43. The Instruction emphasises the importance of faithfulness to the tradition. We read in no. 109, “It cannot be denied that the Eastern Catholic Churches have been exposed, in rather recent times, to the influence of sacred art styles completely foreign to their heritage, concerning both the external form of sacred buildings and the arrangement of the interior space and sacred images. Yet, from the preceding observations emerges a harmonious unity of words, gestures, space, and objects proper and specific to each of the Eastern liturgies. Continuous reference must be made to this aspect when planning new places of worship. To do so naturally requires on the part of the clergy an in-depth knowledge of their own tradition and a constant, well established, and systematic formation of the faithful so that they may be able to fully perceive the richness of the signs entrusted to them.

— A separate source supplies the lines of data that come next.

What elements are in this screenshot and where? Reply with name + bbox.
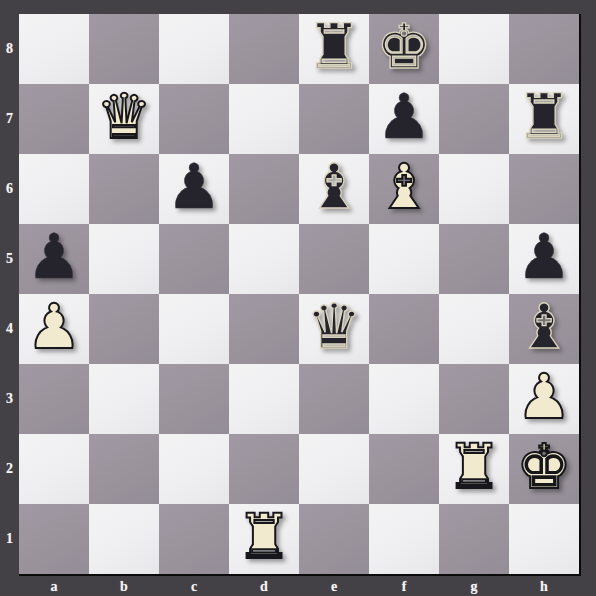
- square-a7[interactable]: [19, 84, 89, 154]
- white-bishop[interactable]: ♝: [376, 156, 432, 218]
- square-f7[interactable]: ♟: [369, 84, 439, 154]
- square-e6[interactable]: ♝: [299, 154, 369, 224]
- square-d2[interactable]: [229, 434, 299, 504]
- file-label-a: a: [19, 577, 89, 596]
- square-g4[interactable]: [439, 294, 509, 364]
- square-b1[interactable]: [89, 504, 159, 574]
- square-e1[interactable]: [299, 504, 369, 574]
- square-f4[interactable]: [369, 294, 439, 364]
- square-b6[interactable]: [89, 154, 159, 224]
- square-e8[interactable]: ♜: [299, 14, 369, 84]
- file-label-c: c: [159, 577, 229, 596]
- square-d8[interactable]: [229, 14, 299, 84]
- square-g7[interactable]: [439, 84, 509, 154]
- square-e5[interactable]: [299, 224, 369, 294]
- square-f5[interactable]: [369, 224, 439, 294]
- square-g8[interactable]: [439, 14, 509, 84]
- square-h7[interactable]: ♜: [509, 84, 579, 154]
- file-labels: abcdefgh: [19, 577, 579, 596]
- square-b4[interactable]: [89, 294, 159, 364]
- square-a2[interactable]: [19, 434, 89, 504]
- square-d6[interactable]: [229, 154, 299, 224]
- white-pawn[interactable]: ♟: [516, 366, 572, 428]
- file-label-f: f: [369, 577, 439, 596]
- black-rook[interactable]: ♜: [306, 16, 362, 78]
- black-bishop[interactable]: ♝: [306, 156, 362, 218]
- square-e2[interactable]: [299, 434, 369, 504]
- square-f1[interactable]: [369, 504, 439, 574]
- file-label-h: h: [509, 577, 579, 596]
- white-pawn[interactable]: ♟: [26, 296, 82, 358]
- white-queen[interactable]: ♛: [96, 86, 152, 148]
- white-rook[interactable]: ♜: [236, 506, 292, 568]
- square-b3[interactable]: [89, 364, 159, 434]
- square-a4[interactable]: ♟: [19, 294, 89, 364]
- file-label-d: d: [229, 577, 299, 596]
- square-d5[interactable]: [229, 224, 299, 294]
- square-g6[interactable]: [439, 154, 509, 224]
- square-c6[interactable]: ♟: [159, 154, 229, 224]
- black-pawn[interactable]: ♟: [166, 156, 222, 218]
- square-d1[interactable]: ♜: [229, 504, 299, 574]
- square-a5[interactable]: ♟: [19, 224, 89, 294]
- square-h1[interactable]: [509, 504, 579, 574]
- square-e4[interactable]: ♛: [299, 294, 369, 364]
- black-pawn[interactable]: ♟: [376, 86, 432, 148]
- board-frame: ♜♚♛♟♜♟♝♝♟♟♟♛♝♟♜♚♜ 87654321 abcdefgh: [0, 0, 596, 596]
- square-h4[interactable]: ♝: [509, 294, 579, 364]
- rank-label-4: 4: [0, 294, 19, 364]
- board: ♜♚♛♟♜♟♝♝♟♟♟♛♝♟♜♚♜: [19, 14, 581, 576]
- black-rook[interactable]: ♜: [516, 86, 572, 148]
- rank-label-3: 3: [0, 364, 19, 434]
- square-e7[interactable]: [299, 84, 369, 154]
- square-g3[interactable]: [439, 364, 509, 434]
- square-f6[interactable]: ♝: [369, 154, 439, 224]
- square-h3[interactable]: ♟: [509, 364, 579, 434]
- square-c8[interactable]: [159, 14, 229, 84]
- black-queen[interactable]: ♛: [306, 296, 362, 358]
- square-h5[interactable]: ♟: [509, 224, 579, 294]
- square-b2[interactable]: [89, 434, 159, 504]
- black-bishop[interactable]: ♝: [516, 296, 572, 358]
- square-g2[interactable]: ♜: [439, 434, 509, 504]
- square-b5[interactable]: [89, 224, 159, 294]
- square-g1[interactable]: [439, 504, 509, 574]
- square-d4[interactable]: [229, 294, 299, 364]
- square-b7[interactable]: ♛: [89, 84, 159, 154]
- square-c2[interactable]: [159, 434, 229, 504]
- square-c1[interactable]: [159, 504, 229, 574]
- rank-label-1: 1: [0, 504, 19, 574]
- square-d7[interactable]: [229, 84, 299, 154]
- square-h6[interactable]: [509, 154, 579, 224]
- file-label-g: g: [439, 577, 509, 596]
- square-c3[interactable]: [159, 364, 229, 434]
- square-h2[interactable]: ♚: [509, 434, 579, 504]
- rank-label-6: 6: [0, 154, 19, 224]
- square-f2[interactable]: [369, 434, 439, 504]
- square-a1[interactable]: [19, 504, 89, 574]
- square-g5[interactable]: [439, 224, 509, 294]
- rank-label-7: 7: [0, 84, 19, 154]
- square-h8[interactable]: [509, 14, 579, 84]
- square-c7[interactable]: [159, 84, 229, 154]
- square-a6[interactable]: [19, 154, 89, 224]
- black-pawn[interactable]: ♟: [516, 226, 572, 288]
- square-f8[interactable]: ♚: [369, 14, 439, 84]
- white-rook[interactable]: ♜: [446, 436, 502, 498]
- rank-label-8: 8: [0, 14, 19, 84]
- square-f3[interactable]: [369, 364, 439, 434]
- square-c5[interactable]: [159, 224, 229, 294]
- square-b8[interactable]: [89, 14, 159, 84]
- rank-label-5: 5: [0, 224, 19, 294]
- square-c4[interactable]: [159, 294, 229, 364]
- white-king[interactable]: ♚: [516, 436, 572, 498]
- square-e3[interactable]: [299, 364, 369, 434]
- square-a8[interactable]: [19, 14, 89, 84]
- rank-labels: 87654321: [0, 14, 19, 574]
- black-king[interactable]: ♚: [376, 16, 432, 78]
- file-label-e: e: [299, 577, 369, 596]
- square-d3[interactable]: [229, 364, 299, 434]
- square-a3[interactable]: [19, 364, 89, 434]
- black-pawn[interactable]: ♟: [26, 226, 82, 288]
- rank-label-2: 2: [0, 434, 19, 504]
- file-label-b: b: [89, 577, 159, 596]
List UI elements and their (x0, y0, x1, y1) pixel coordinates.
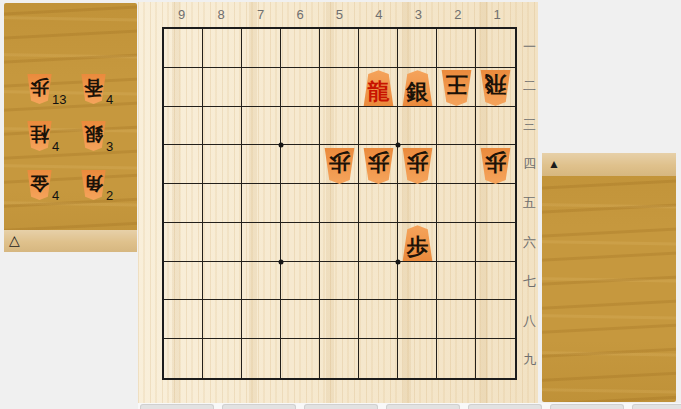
board-cell-9-9[interactable] (164, 339, 203, 378)
board-cell-1-1[interactable] (476, 29, 515, 68)
board-cell-5-6[interactable] (320, 223, 359, 262)
board-cell-2-9[interactable] (437, 339, 476, 378)
star-point (396, 143, 401, 148)
koma-kanji: 歩 (368, 148, 390, 176)
hand-count-銀: 3 (106, 140, 113, 153)
file-label-3: 3 (399, 7, 438, 24)
board-cell-4-5[interactable] (359, 184, 398, 223)
rank-label-6: 六 (521, 223, 538, 262)
board-cell-5-2[interactable] (320, 68, 359, 107)
board-cell-2-8[interactable] (437, 300, 476, 339)
hand-count-角: 2 (106, 189, 113, 202)
board-cell-7-7[interactable] (242, 262, 281, 301)
board-cell-7-4[interactable] (242, 145, 281, 184)
file-label-2: 2 (438, 7, 477, 24)
board-cell-7-3[interactable] (242, 107, 281, 146)
rank-label-4: 四 (521, 145, 538, 184)
shogi-board-panel: 987654321 一二三四五六七八九 龍銀王飛歩歩歩歩歩 (138, 2, 538, 403)
board-cell-6-2[interactable] (281, 68, 320, 107)
koma-kanji: 歩 (329, 148, 351, 176)
koma-kanji: 歩 (407, 233, 429, 261)
hand-count-歩: 13 (52, 93, 66, 106)
board-cell-3-1[interactable] (398, 29, 437, 68)
board-cell-5-7[interactable] (320, 262, 359, 301)
koma-kanji: 歩 (407, 148, 429, 176)
koma-kanji: 銀 (407, 78, 429, 106)
gote-indicator: △ (9, 233, 20, 247)
board-cell-6-6[interactable] (281, 223, 320, 262)
file-label-4: 4 (359, 7, 398, 24)
star-point (279, 259, 284, 264)
shogi-board[interactable]: 龍銀王飛歩歩歩歩歩 (162, 27, 517, 380)
rank-label-3: 三 (521, 105, 538, 144)
board-cell-7-5[interactable] (242, 184, 281, 223)
star-point (396, 259, 401, 264)
board-cell-3-8[interactable] (398, 300, 437, 339)
rank-label-7: 七 (521, 262, 538, 301)
rank-label-5: 五 (521, 184, 538, 223)
star-point (279, 143, 284, 148)
koma-kanji: 桂 (30, 121, 49, 146)
board-cell-8-2[interactable] (203, 68, 242, 107)
board-cell-8-6[interactable] (203, 223, 242, 262)
board-cell-9-2[interactable] (164, 68, 203, 107)
board-cell-9-1[interactable] (164, 29, 203, 68)
hand-count-金: 4 (52, 189, 59, 202)
board-cell-1-7[interactable] (476, 262, 515, 301)
file-label-8: 8 (201, 7, 240, 24)
koma-kanji: 飛 (485, 70, 507, 98)
board-cell-9-4[interactable] (164, 145, 203, 184)
koma-kanji: 銀 (84, 121, 103, 146)
board-cell-1-6[interactable] (476, 223, 515, 262)
board-cell-5-8[interactable] (320, 300, 359, 339)
board-cell-3-9[interactable] (398, 339, 437, 378)
board-cell-2-3[interactable] (437, 107, 476, 146)
hand-count-桂: 4 (52, 140, 59, 153)
hand-koma-桂[interactable]: 桂 (26, 121, 53, 151)
board-cell-4-6[interactable] (359, 223, 398, 262)
board-cell-9-8[interactable] (164, 300, 203, 339)
board-cell-6-3[interactable] (281, 107, 320, 146)
hand-koma-角[interactable]: 角 (80, 170, 107, 200)
hand-koma-香[interactable]: 香 (80, 74, 107, 104)
board-cell-8-9[interactable] (203, 339, 242, 378)
board-cell-4-1[interactable] (359, 29, 398, 68)
board-cell-7-1[interactable] (242, 29, 281, 68)
board-cell-6-4[interactable] (281, 145, 320, 184)
bottom-button[interactable] (468, 404, 542, 409)
koma-kanji: 金 (30, 170, 49, 195)
hand-koma-金[interactable]: 金 (26, 170, 53, 200)
board-cell-3-7[interactable] (398, 262, 437, 301)
board-cell-1-5[interactable] (476, 184, 515, 223)
bottom-button[interactable] (304, 404, 378, 409)
board-cell-7-8[interactable] (242, 300, 281, 339)
board-cell-5-5[interactable] (320, 184, 359, 223)
board-cell-9-7[interactable] (164, 262, 203, 301)
board-cell-9-6[interactable] (164, 223, 203, 262)
file-label-1: 1 (478, 7, 517, 24)
bottom-toolbar-cutoff (138, 403, 681, 409)
bottom-button[interactable] (632, 404, 681, 409)
board-cell-8-5[interactable] (203, 184, 242, 223)
board-cell-3-3[interactable] (398, 107, 437, 146)
board-cell-6-9[interactable] (281, 339, 320, 378)
board-cell-2-4[interactable] (437, 145, 476, 184)
board-cell-7-9[interactable] (242, 339, 281, 378)
board-cell-1-8[interactable] (476, 300, 515, 339)
rank-label-2: 二 (521, 66, 538, 105)
koma-kanji: 歩 (30, 74, 49, 99)
file-labels: 987654321 (162, 7, 517, 24)
koma-kanji: 香 (84, 74, 103, 99)
koma-kanji: 王 (446, 70, 468, 98)
sente-hand-tray: ▲ (542, 153, 676, 402)
file-label-5: 5 (320, 7, 359, 24)
sente-indicator-strip: ▲ (542, 153, 676, 176)
rank-label-1: 一 (521, 27, 538, 66)
board-cell-1-9[interactable] (476, 339, 515, 378)
gote-indicator-strip: △ (4, 230, 137, 252)
gote-hand-tray: 歩13香4桂4銀3金4角2 △ (4, 3, 137, 252)
board-cell-8-7[interactable] (203, 262, 242, 301)
board-cell-6-1[interactable] (281, 29, 320, 68)
file-label-9: 9 (162, 7, 201, 24)
rank-labels: 一二三四五六七八九 (521, 27, 538, 380)
board-cell-8-1[interactable] (203, 29, 242, 68)
rank-label-9: 九 (521, 341, 538, 380)
board-cell-6-5[interactable] (281, 184, 320, 223)
board-cell-7-6[interactable] (242, 223, 281, 262)
board-cell-4-7[interactable] (359, 262, 398, 301)
board-cell-8-4[interactable] (203, 145, 242, 184)
board-cell-4-8[interactable] (359, 300, 398, 339)
board-cell-6-7[interactable] (281, 262, 320, 301)
board-cell-9-5[interactable] (164, 184, 203, 223)
board-cell-9-3[interactable] (164, 107, 203, 146)
file-label-7: 7 (241, 7, 280, 24)
board-cell-5-3[interactable] (320, 107, 359, 146)
bottom-button[interactable] (550, 404, 624, 409)
board-cell-1-3[interactable] (476, 107, 515, 146)
rank-label-8: 八 (521, 302, 538, 341)
hand-count-香: 4 (106, 93, 113, 106)
board-cell-2-7[interactable] (437, 262, 476, 301)
koma-kanji: 歩 (485, 148, 507, 176)
board-cell-4-3[interactable] (359, 107, 398, 146)
bottom-button[interactable] (222, 404, 296, 409)
board-cell-5-1[interactable] (320, 29, 359, 68)
board-cell-2-5[interactable] (437, 184, 476, 223)
board-cell-2-1[interactable] (437, 29, 476, 68)
shogi-app: 歩13香4桂4銀3金4角2 △ 987654321 一二三四五六七八九 龍銀王飛… (0, 0, 681, 409)
sente-indicator: ▲ (548, 158, 560, 170)
koma-kanji: 龍 (368, 78, 390, 106)
board-cell-3-5[interactable] (398, 184, 437, 223)
board-cell-6-8[interactable] (281, 300, 320, 339)
koma-kanji: 角 (84, 170, 103, 195)
hand-koma-歩[interactable]: 歩 (26, 74, 53, 104)
bottom-button[interactable] (386, 404, 460, 409)
board-cell-8-3[interactable] (203, 107, 242, 146)
bottom-button[interactable] (140, 404, 214, 409)
hand-koma-銀[interactable]: 銀 (80, 121, 107, 151)
board-cell-2-6[interactable] (437, 223, 476, 262)
board-cell-8-8[interactable] (203, 300, 242, 339)
board-cell-5-9[interactable] (320, 339, 359, 378)
board-cell-4-9[interactable] (359, 339, 398, 378)
file-label-6: 6 (280, 7, 319, 24)
board-cell-7-2[interactable] (242, 68, 281, 107)
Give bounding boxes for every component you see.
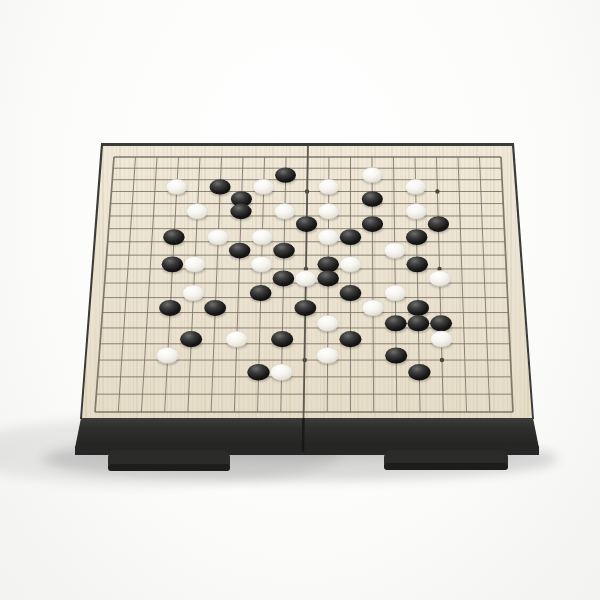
- white-stone: [207, 229, 228, 246]
- black-stone: [407, 300, 429, 317]
- black-stone: [406, 229, 427, 246]
- black-stone: [385, 315, 407, 332]
- white-stone: [251, 229, 272, 246]
- white-stone: [226, 331, 248, 348]
- black-stone: [210, 179, 231, 196]
- black-stone: [162, 256, 184, 273]
- white-stone: [187, 204, 208, 221]
- black-stone: [204, 300, 226, 317]
- white-stone: [184, 256, 206, 273]
- black-stone: [229, 243, 250, 260]
- white-stone: [384, 243, 405, 260]
- black-stone: [408, 364, 430, 382]
- black-stone: [362, 191, 383, 208]
- black-stone: [406, 256, 428, 273]
- white-stone: [156, 347, 178, 365]
- white-stone: [182, 285, 204, 302]
- white-stone: [251, 256, 273, 273]
- black-stone: [339, 331, 361, 348]
- white-stone: [362, 167, 383, 184]
- white-stone: [270, 364, 292, 382]
- black-stone: [230, 204, 251, 221]
- black-stone: [317, 271, 339, 288]
- black-stone: [250, 285, 272, 302]
- white-stone: [384, 285, 406, 302]
- black-stone: [273, 271, 295, 288]
- white-stone: [166, 179, 187, 196]
- black-stone: [362, 216, 383, 233]
- white-stone: [340, 256, 362, 273]
- white-stone: [429, 271, 451, 288]
- white-stone: [362, 300, 384, 317]
- black-stone: [340, 229, 361, 246]
- white-stone: [295, 271, 317, 288]
- white-stone: [430, 331, 452, 348]
- black-stone: [247, 364, 269, 382]
- white-stone: [405, 179, 426, 196]
- white-stone: [274, 204, 295, 221]
- white-stone: [318, 179, 339, 196]
- black-stone: [159, 300, 181, 317]
- black-stone: [271, 331, 293, 348]
- black-stone: [296, 216, 317, 233]
- black-stone: [163, 229, 184, 246]
- black-stone: [407, 315, 429, 332]
- black-stone: [180, 331, 202, 348]
- white-stone: [318, 204, 339, 221]
- white-stone: [406, 204, 427, 221]
- black-stone: [273, 243, 294, 260]
- photo-backdrop: [0, 0, 600, 600]
- black-stone: [430, 315, 452, 332]
- black-stone: [340, 285, 362, 302]
- black-stone: [275, 167, 296, 184]
- black-stone: [385, 347, 407, 365]
- black-stone: [428, 216, 449, 233]
- white-stone: [316, 347, 338, 365]
- black-stone: [294, 300, 316, 317]
- white-stone: [318, 229, 339, 246]
- go-board-photo: [0, 0, 600, 600]
- white-stone: [317, 315, 339, 332]
- white-stone: [253, 179, 274, 196]
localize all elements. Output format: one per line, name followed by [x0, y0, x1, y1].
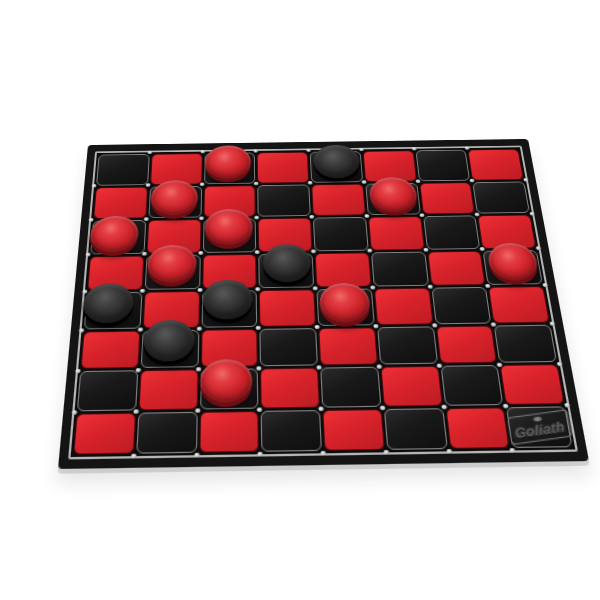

Fidelity does not imply anachronistic fixation, as the evolution of sacred art—even in the East—demonstrates, but rather, development that is fully coherent with the profound and immutable meaning of how it is celebrated in the liturgy.”

Finally, I cannot help but share the follow (rather blunt) comment, obviously directed at those complaining about the length of the Melkite Divine Liturgy:

70. We have had enough of hearing about a long or short Divine Liturgy, long or short service. We only hear this remark as far as the Liturgy or prayer service is concerned. We never hear about a long or short visit, session in front of the television or the computer, evening with friends or at a dance. We think that these remarks about the length of prayer services are futile and unworthy. Let us take our watches off when we go into the atmosphere of prayer. Let us lay aside our earthly watches and earthly timetables when we enter God’s house. “It is time for the Lord to act.” That is how the Divine Liturgy begins and it is completely for the Lord. It is to that that our liturgical prayers very often exhort us, saying, “Let us lay aside all earthly cares...” and “no-one who is bound by earthly cares and material concerns...” and further, “let our hearts be lifted up unto the Lord...let us attend,” and St. Basil the Great says, “Do not hurry through your prayer. Do not abridge it to make time for worldly business. Pay no regard to people’s faces, but rather direct your heart completely to the King enthroned before you with the angels attending him.”

Now all this said, I would be remiss to not make note of the fact that this document has received some mixed reviews, not for the reason of the quoted sections above (which are quite good), but rather because some of the specifics surrounding the "practical guidance" noted in the document. Guidance which, as one Eastern Christian noted to me, is understood as possibly mimicking some of the very things that Latin rite Catholics have found to not have worked out liturgically.